January 22, 2021
Beacon Employment Report | California
Presented by Beacon Economics
Copyright © Beacon Economics LLC
California’s labor market recovery stumbled in December with all of the state’s major metro regions experiencing job declines in the latest numbers. Those declines were led by Southern California.
Los Angeles (MD) saw the largest decrease, where payrolls fell by 33,400 positions during the month. Orange County (-7,800), San Diego (-3,500), Ventura (-2,700), and the Inland Empire (-2,200) also saw payrolls drop during the month. Over the past year, El Centro (-9.4%) has experienced the steepest job losses in the region, measured by percentage decrease, followed by Los Angeles (MD) (-9.1%), Orange County (-8.5%), Ventura (-8.2%), the Inland Empire (-7.2%), and San Diego (-6.9%).

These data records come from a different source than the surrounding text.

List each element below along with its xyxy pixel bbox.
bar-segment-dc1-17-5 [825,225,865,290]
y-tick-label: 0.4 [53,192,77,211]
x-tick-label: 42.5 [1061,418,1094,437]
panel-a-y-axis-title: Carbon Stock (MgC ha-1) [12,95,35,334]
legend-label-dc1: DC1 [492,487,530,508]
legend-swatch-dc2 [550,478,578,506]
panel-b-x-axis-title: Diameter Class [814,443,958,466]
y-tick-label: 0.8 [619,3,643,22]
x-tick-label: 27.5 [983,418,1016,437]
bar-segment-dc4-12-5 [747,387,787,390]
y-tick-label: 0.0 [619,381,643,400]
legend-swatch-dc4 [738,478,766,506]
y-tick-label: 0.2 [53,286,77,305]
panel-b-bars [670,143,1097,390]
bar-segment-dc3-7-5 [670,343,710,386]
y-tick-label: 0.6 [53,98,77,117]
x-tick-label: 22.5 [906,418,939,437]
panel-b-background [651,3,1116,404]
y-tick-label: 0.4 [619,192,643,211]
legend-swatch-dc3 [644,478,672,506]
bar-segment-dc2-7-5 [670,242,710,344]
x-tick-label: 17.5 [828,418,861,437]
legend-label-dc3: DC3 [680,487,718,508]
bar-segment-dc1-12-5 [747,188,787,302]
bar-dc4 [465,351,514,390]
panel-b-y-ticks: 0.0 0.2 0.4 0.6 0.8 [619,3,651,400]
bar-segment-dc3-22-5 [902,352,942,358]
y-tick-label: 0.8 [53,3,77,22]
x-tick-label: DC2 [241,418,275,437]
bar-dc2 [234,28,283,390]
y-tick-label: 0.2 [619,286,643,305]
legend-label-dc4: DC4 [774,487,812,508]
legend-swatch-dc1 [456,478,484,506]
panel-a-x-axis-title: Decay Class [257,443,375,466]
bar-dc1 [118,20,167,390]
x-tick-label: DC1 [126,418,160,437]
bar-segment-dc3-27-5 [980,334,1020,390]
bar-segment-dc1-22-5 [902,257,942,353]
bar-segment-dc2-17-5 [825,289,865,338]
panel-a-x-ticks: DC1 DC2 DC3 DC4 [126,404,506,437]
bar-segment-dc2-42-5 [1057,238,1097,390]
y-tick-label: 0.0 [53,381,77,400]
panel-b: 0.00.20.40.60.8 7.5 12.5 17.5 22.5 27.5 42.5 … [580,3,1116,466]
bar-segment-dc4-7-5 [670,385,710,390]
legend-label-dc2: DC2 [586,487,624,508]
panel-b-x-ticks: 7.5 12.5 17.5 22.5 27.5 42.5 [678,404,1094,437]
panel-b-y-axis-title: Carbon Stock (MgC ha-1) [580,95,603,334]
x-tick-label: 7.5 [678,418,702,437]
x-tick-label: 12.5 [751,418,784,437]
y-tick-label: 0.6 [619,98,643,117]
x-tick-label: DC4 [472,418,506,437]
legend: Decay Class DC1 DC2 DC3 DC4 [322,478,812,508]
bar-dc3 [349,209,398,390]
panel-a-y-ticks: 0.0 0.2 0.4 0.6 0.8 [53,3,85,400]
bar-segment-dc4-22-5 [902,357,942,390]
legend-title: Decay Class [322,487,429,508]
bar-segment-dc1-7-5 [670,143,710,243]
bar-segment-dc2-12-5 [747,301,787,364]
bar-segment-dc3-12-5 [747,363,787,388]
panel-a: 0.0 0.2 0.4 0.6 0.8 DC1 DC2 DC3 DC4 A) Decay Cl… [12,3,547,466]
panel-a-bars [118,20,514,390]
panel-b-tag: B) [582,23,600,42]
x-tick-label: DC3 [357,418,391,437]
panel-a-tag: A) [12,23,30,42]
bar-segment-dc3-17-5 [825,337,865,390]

In the San Francisco Bay Area, San Jose experienced the largest decrease, with payrolls falling by 7,800 positions in December. San Francisco (MD) (-6,700), San Rafael (MD) (-1,400), and Santa Rosa (-1,100) also saw payrolls decline during the month. From a year-over-year perspective, the San Francisco (MD) (-9.9%) has had the steepest declines in the Bay Area, followed by the East Bay (-9.6%), San Rafael (MD) (-9.5%), Santa Rosa (-9.2%), Vallejo (-8.8%), Napa (-8.0%), and San Jose (-6.9%).
In the Central Valley, Fresno and Visalia experienced the largest monthly decline in payrolls, with payrolls declining by 1,800 positions in each metro in December. Payrolls in Stockton (-700) and Modesto (-700) declined as well. Over the last year, Yuba (-14.5%) had the steepest declines, followed by Chico (-10.5%), Modesto (-8.7%), Bakersfield (-8.1%), Hanford (-7.2%), Merced (-7.0%), and Stockton (-6.9%).
On California’s Central Coast, San Luis Obispo added the largest number of jobs, with payrolls increasing by 2,200 during the month. In contrast, payrolls in Santa Barbara (-300), Santa Cruz (-200), and Salinas (-200) declined during the month. From a year-over-year perspective, Santa Cruz (-13.0%) shed positions at the fastest rate, followed by San Luis Obispo (-11.6%), Salinas (-10.3%), and Santa Barbara (-7.5%).